Most people assume the ‘only’ treatment for crooked teeth is ‘orthodontics’ (braces and wires). Although generally that may be the optimal approach, there may be alternatives if issues of time, hassle and costs mitigate against it. One common alternative to braces, often applicable, is the use of ‘aligners’ (a form of thin transparent mouth guard). However, these still involve ‘moving teeth’ and, therefore (like braces) take quite a lot of appointments and time to complete. The cost can generally range between £ 3,000 and £ 8,000 and take up to two years of treatment.

Alternatively (although certainly not in ‘all’ cases) a very acceptable result can be achieved with some judicious ‘re-shaping’ of teeth and placing veneers on crooked teeth to make them ‘look straight’.

Crooked teeth after smile makever

Crooked teeth after smile makever

These veneers can be made of porcelain or composite. The cost obviously varies according to how many teeth warrant this treatment. Such treatment can be completed in one or two appointments. The fee, for example, for four composite veneers and some minor re-shaping of teeth may be about £ 800 to £1,200.

Gaps between teeth

This is generally caused by teeth that are too small ‘relative’ to the size of the jaws they are in.

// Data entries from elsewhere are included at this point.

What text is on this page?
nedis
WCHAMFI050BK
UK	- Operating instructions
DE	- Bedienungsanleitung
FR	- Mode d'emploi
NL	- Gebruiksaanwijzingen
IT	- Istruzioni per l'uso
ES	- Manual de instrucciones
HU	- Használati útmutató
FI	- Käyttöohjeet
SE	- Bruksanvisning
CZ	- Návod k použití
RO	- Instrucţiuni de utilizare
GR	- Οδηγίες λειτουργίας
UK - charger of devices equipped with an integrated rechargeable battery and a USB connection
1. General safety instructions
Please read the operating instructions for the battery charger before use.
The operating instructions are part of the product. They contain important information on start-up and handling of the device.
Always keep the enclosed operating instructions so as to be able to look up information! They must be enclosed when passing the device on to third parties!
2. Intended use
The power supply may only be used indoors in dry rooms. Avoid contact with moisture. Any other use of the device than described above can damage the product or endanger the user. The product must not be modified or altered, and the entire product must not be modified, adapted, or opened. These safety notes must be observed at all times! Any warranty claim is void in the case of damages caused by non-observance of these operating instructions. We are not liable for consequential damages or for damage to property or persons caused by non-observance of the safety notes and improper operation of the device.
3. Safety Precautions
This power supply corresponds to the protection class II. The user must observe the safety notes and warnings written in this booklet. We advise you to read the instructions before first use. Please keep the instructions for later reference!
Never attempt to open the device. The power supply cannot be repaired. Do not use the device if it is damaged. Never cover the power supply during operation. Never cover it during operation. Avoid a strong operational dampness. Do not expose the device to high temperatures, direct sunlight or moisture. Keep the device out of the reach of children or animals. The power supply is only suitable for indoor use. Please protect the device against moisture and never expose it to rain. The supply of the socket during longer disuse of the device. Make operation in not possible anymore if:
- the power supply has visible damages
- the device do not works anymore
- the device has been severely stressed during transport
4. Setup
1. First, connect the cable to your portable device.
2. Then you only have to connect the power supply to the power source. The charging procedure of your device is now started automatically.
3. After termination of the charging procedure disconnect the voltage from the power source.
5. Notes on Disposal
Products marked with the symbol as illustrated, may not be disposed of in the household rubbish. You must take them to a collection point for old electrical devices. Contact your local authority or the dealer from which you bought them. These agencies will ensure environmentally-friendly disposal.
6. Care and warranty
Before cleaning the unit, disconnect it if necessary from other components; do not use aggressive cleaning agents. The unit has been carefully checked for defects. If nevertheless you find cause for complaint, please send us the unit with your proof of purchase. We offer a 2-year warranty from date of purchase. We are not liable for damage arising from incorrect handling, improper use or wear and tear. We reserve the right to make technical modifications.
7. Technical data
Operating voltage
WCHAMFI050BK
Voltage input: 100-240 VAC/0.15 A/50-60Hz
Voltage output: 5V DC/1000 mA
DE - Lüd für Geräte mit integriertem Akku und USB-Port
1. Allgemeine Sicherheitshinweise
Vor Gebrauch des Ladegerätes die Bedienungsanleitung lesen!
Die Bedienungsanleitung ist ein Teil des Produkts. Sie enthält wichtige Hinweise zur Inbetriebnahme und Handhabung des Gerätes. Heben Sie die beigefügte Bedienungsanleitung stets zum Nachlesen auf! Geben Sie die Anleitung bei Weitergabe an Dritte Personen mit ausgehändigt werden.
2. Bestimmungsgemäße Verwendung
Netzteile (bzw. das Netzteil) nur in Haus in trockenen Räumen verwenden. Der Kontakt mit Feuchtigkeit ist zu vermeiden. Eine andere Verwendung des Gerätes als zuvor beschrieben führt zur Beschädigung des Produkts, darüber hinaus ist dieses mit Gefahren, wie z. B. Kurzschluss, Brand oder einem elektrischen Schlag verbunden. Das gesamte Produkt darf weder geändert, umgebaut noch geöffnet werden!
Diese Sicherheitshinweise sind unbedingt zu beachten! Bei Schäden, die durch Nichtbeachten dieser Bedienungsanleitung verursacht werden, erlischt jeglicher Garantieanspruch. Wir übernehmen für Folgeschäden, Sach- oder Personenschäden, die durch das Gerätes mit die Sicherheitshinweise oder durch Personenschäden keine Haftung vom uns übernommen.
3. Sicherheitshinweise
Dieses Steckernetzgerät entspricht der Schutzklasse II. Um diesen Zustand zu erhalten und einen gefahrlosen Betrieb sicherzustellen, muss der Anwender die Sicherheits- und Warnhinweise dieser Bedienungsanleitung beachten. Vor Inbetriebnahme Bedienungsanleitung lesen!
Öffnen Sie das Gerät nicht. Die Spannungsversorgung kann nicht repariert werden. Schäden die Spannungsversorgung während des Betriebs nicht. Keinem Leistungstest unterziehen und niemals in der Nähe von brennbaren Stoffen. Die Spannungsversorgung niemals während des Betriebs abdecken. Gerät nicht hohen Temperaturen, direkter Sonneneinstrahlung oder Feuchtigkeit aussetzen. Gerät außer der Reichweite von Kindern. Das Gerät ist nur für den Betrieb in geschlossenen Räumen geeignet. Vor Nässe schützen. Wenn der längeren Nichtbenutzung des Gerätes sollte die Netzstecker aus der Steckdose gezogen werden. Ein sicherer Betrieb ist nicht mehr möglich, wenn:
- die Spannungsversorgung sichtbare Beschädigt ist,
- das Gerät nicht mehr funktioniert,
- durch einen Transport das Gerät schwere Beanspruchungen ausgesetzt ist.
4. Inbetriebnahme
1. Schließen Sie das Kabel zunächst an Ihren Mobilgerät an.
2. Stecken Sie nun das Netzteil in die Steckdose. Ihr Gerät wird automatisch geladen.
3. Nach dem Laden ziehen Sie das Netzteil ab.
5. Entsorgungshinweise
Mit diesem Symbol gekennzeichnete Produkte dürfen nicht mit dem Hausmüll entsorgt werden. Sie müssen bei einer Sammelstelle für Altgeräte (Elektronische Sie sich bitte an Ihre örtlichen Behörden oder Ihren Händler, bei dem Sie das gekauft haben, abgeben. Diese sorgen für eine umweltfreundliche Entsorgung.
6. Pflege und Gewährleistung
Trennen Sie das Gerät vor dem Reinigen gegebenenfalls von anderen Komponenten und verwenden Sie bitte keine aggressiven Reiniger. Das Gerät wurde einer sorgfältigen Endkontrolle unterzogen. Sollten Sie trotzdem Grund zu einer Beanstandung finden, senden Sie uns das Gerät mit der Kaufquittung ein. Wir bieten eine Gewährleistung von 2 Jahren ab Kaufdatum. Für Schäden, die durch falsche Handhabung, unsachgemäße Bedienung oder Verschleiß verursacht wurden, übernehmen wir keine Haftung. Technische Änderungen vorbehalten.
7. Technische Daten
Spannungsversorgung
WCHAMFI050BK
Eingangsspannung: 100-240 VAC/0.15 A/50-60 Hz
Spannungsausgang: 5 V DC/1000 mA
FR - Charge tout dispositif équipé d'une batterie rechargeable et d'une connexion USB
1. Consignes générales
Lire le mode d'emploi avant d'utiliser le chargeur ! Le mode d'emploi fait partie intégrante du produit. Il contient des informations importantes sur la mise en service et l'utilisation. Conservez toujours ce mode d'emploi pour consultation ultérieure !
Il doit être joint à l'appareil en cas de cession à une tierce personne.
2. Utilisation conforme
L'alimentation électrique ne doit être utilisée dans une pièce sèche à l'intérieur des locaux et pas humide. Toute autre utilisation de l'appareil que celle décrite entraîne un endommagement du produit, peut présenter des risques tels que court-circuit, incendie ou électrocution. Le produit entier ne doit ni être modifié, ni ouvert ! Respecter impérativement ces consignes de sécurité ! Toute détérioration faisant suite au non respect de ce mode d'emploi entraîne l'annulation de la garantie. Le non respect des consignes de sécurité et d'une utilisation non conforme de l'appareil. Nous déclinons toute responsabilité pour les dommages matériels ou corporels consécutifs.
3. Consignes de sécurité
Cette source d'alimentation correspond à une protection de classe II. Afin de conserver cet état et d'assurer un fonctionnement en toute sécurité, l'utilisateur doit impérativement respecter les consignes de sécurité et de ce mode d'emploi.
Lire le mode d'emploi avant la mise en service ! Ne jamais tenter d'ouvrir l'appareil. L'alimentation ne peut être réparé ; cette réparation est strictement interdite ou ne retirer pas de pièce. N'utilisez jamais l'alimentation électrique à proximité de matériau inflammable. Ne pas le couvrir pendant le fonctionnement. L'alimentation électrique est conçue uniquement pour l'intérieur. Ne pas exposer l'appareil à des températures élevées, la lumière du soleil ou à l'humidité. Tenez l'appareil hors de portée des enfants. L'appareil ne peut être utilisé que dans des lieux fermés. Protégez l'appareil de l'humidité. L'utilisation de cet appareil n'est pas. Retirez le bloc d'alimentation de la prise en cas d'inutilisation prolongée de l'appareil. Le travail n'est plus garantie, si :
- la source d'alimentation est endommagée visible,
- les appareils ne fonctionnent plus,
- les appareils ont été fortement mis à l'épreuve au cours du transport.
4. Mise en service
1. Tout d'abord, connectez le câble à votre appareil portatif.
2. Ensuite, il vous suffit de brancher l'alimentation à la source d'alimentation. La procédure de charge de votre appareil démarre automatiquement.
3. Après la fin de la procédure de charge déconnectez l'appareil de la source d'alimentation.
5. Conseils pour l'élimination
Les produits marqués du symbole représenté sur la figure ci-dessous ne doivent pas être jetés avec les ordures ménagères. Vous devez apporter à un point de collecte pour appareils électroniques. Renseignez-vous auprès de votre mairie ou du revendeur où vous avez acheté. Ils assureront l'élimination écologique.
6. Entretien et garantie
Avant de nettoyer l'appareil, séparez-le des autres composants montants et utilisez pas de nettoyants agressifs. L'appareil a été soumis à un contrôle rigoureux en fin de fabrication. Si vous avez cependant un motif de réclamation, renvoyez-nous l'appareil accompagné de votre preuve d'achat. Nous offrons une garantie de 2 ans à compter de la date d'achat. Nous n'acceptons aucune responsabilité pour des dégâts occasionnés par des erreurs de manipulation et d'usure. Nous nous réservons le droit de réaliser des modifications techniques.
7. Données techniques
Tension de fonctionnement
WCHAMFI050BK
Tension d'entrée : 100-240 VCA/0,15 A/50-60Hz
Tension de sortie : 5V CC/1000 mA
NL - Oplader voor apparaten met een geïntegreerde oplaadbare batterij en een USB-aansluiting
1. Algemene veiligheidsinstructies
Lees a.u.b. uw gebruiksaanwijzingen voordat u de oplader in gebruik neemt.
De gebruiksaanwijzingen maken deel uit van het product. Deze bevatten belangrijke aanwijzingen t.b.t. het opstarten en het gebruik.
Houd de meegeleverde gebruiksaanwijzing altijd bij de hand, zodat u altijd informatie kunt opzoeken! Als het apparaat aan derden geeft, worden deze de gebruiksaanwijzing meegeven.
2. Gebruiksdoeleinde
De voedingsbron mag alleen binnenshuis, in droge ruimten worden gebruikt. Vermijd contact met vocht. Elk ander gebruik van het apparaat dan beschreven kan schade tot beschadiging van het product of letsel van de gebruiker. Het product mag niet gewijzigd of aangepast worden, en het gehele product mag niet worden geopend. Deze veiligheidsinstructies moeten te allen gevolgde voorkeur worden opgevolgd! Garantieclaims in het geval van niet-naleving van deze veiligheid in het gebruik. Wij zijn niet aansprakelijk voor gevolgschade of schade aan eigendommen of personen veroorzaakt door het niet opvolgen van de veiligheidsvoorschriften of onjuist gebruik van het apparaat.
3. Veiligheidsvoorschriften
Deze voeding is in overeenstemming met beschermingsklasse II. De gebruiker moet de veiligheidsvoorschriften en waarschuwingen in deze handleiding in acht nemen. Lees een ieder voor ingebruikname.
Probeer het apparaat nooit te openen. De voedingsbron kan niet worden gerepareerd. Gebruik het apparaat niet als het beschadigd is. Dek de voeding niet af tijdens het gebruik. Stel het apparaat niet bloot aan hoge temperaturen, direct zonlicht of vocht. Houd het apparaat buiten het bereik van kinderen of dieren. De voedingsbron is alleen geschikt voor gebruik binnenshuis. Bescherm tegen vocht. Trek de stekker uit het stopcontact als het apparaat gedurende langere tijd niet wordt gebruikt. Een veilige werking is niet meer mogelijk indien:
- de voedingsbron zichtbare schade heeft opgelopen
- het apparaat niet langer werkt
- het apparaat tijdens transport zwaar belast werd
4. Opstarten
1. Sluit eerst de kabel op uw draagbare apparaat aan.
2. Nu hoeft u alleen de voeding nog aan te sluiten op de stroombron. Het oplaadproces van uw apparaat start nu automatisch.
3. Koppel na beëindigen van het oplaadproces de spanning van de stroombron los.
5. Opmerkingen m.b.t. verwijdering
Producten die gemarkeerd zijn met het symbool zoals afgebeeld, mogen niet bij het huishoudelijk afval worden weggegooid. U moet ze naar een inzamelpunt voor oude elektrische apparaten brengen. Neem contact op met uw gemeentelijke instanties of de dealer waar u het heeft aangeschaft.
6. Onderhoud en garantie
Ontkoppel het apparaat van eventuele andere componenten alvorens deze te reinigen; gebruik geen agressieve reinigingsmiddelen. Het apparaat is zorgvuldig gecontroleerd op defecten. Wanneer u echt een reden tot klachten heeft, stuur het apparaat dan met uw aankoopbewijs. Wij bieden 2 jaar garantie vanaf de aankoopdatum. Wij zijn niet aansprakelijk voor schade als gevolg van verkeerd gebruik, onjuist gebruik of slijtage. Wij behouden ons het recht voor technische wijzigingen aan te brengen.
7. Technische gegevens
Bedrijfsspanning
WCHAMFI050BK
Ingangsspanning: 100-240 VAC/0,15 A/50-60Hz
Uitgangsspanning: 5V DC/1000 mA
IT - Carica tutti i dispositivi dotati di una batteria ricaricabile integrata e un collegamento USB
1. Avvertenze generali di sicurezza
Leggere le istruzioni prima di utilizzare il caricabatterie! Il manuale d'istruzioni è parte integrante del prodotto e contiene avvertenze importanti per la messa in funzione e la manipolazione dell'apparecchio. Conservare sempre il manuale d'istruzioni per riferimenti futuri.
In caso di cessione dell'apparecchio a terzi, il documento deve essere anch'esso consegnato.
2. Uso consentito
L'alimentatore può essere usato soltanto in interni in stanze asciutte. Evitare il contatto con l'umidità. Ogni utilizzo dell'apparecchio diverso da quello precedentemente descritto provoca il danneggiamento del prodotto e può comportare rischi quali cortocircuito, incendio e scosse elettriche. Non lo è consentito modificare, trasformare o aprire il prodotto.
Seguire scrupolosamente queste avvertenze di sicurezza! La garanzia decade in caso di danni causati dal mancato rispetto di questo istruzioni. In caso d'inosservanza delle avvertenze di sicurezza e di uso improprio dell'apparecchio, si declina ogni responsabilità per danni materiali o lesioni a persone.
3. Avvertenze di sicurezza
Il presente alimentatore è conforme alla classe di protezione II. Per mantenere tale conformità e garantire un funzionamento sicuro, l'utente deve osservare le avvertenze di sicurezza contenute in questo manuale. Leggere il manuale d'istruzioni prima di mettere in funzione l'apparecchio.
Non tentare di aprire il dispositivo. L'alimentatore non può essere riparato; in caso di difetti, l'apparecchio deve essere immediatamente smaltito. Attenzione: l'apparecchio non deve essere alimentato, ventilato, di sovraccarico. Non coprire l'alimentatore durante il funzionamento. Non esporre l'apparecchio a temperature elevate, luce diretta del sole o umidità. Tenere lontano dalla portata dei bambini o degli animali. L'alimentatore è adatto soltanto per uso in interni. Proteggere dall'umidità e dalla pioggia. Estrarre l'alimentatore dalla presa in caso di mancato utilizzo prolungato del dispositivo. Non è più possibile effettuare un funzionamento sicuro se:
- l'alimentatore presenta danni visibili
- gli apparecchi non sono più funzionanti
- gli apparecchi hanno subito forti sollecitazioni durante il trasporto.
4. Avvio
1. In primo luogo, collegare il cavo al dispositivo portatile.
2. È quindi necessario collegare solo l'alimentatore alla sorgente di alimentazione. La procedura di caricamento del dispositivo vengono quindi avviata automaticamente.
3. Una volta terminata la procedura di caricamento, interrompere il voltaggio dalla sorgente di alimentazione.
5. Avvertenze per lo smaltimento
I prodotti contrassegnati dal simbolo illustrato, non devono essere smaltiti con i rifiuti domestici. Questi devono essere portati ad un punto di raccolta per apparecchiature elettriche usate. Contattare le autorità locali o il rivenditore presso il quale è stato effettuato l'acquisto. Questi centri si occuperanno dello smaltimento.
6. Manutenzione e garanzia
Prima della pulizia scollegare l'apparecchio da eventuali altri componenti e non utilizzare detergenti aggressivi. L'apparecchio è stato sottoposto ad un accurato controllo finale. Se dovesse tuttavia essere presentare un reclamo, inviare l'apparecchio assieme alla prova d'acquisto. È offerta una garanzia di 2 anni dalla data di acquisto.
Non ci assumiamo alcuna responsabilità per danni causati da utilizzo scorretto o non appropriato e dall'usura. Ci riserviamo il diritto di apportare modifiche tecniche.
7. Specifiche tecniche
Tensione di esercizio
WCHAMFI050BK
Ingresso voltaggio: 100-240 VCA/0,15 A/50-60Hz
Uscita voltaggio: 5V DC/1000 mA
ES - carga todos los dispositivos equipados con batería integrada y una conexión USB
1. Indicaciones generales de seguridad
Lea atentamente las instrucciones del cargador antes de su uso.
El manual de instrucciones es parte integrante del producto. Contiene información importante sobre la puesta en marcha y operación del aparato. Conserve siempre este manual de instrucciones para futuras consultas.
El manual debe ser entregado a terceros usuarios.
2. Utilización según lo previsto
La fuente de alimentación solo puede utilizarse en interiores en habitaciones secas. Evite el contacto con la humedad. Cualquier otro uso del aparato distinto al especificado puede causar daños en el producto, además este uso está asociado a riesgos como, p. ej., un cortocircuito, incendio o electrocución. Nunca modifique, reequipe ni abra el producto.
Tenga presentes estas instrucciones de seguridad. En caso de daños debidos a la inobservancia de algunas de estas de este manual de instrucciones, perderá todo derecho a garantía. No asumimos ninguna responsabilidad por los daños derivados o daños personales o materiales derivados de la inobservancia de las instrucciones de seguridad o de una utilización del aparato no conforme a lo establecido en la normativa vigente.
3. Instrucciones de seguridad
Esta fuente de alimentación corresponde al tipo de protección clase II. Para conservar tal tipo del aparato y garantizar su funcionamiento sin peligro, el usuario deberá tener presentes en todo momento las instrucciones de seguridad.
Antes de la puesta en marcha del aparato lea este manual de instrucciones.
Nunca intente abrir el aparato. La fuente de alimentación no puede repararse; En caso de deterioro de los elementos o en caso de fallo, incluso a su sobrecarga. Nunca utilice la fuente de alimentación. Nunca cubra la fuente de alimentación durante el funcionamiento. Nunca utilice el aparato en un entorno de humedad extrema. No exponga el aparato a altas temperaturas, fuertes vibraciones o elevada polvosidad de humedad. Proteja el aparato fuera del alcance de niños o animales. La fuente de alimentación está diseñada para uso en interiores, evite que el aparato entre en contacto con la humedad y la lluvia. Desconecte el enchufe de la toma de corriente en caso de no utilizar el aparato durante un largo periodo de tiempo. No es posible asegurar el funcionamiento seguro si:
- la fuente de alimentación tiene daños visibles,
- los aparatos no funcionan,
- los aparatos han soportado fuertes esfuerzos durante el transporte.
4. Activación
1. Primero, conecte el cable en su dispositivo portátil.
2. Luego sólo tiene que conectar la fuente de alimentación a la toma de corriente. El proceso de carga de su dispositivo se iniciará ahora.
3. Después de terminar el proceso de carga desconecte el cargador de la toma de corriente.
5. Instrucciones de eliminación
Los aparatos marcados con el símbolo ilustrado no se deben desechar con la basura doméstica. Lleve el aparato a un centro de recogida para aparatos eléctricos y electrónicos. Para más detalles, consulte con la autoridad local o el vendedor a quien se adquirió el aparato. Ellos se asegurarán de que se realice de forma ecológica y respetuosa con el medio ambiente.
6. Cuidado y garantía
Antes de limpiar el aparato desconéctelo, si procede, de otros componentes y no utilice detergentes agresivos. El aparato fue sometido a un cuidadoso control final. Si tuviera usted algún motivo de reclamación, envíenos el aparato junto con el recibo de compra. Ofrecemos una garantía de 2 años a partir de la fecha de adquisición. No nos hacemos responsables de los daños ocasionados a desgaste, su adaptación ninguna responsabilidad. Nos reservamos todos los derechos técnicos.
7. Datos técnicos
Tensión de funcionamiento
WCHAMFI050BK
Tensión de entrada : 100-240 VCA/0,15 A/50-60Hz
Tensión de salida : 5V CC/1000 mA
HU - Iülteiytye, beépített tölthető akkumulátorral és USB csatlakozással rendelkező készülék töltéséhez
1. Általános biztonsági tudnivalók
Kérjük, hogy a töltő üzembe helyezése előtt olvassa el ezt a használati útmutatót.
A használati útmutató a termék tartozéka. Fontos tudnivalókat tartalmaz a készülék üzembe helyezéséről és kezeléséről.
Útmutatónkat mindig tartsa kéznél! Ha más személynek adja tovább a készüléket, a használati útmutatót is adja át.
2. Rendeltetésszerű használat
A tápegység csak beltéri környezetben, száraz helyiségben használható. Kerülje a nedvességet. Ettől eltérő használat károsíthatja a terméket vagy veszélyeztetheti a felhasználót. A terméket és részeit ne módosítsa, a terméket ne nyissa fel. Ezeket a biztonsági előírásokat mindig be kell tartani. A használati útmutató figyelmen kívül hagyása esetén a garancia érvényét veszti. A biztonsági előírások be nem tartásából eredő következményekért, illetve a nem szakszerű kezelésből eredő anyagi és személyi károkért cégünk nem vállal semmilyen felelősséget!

Most commonly, a very ‘conservative’ approach is the best. By adding to one or both teeth on either side of the ‘gaps’ with bonded composite material, the teeth are made wider and so fill these gaps.

The cost obviously depends on how many gaps are visible in the Smile Zone.  To close one gap may cost £150 to £280. If there are more gaps then the total fee should be reduced, due to ‘economy of scale’.

If the teeth are ‘also’ too short then they may well need veneers to restore not just the width but the length too. As mentioned, such veneers can be made of porcelain or composite material.

Obvious missing tooth

This is a significant aesthetic problem when the missing tooth is in the ‘Smile Zone’. Most commonly this would apply to an upper 1st, 2nd premolar or 1st molar. Although the traditional solutions of a fixed bridge (crowns on the teeth on either side of the gap and a ‘false’ one in the middle) or a crown on an implant (bionic root inserted into the jaw bone in the missing tooth area) are usually the most appropriate. The fee is about £2,700 to £3,600. An alternative, although considered rather ‘temporary and relatively short term’, can be a composite fibre bonded bridge made in the surgery. The fee would be about £500 to £800.

Not enough tooth (‘white’) showing in the smile

This can be caused either by the (upper) dental arch being a bit too narrow: the teeth seem not to ‘fill out’ the smile at the sides  and/or the teeth , particularly at the front being too short  (often caused by night time tooth grinding / bruxing). The solution is to ‘add’ tooth coloured material in the form of veneers; either porcelain or composite. If the teeth don’t fill the smile at the side, three veneers on each side are usually required at a total of about £1,500 for six veneers in composite, increasing to about £5,000 for porcelain.

In conclusion

Bear in mind that people always show upper teeth when they smile, but will also definitely show lower teeth during ‘normal speech’.

If you are not 100% happy about the appearance of your teeth, then at least get some accurate information about your options, the various treatments available and the costs involved. At least then, you can make a truly informed decision. You may decide to have nothing done or you may end up with a smile that you (and others) absolutely love and it can change your life!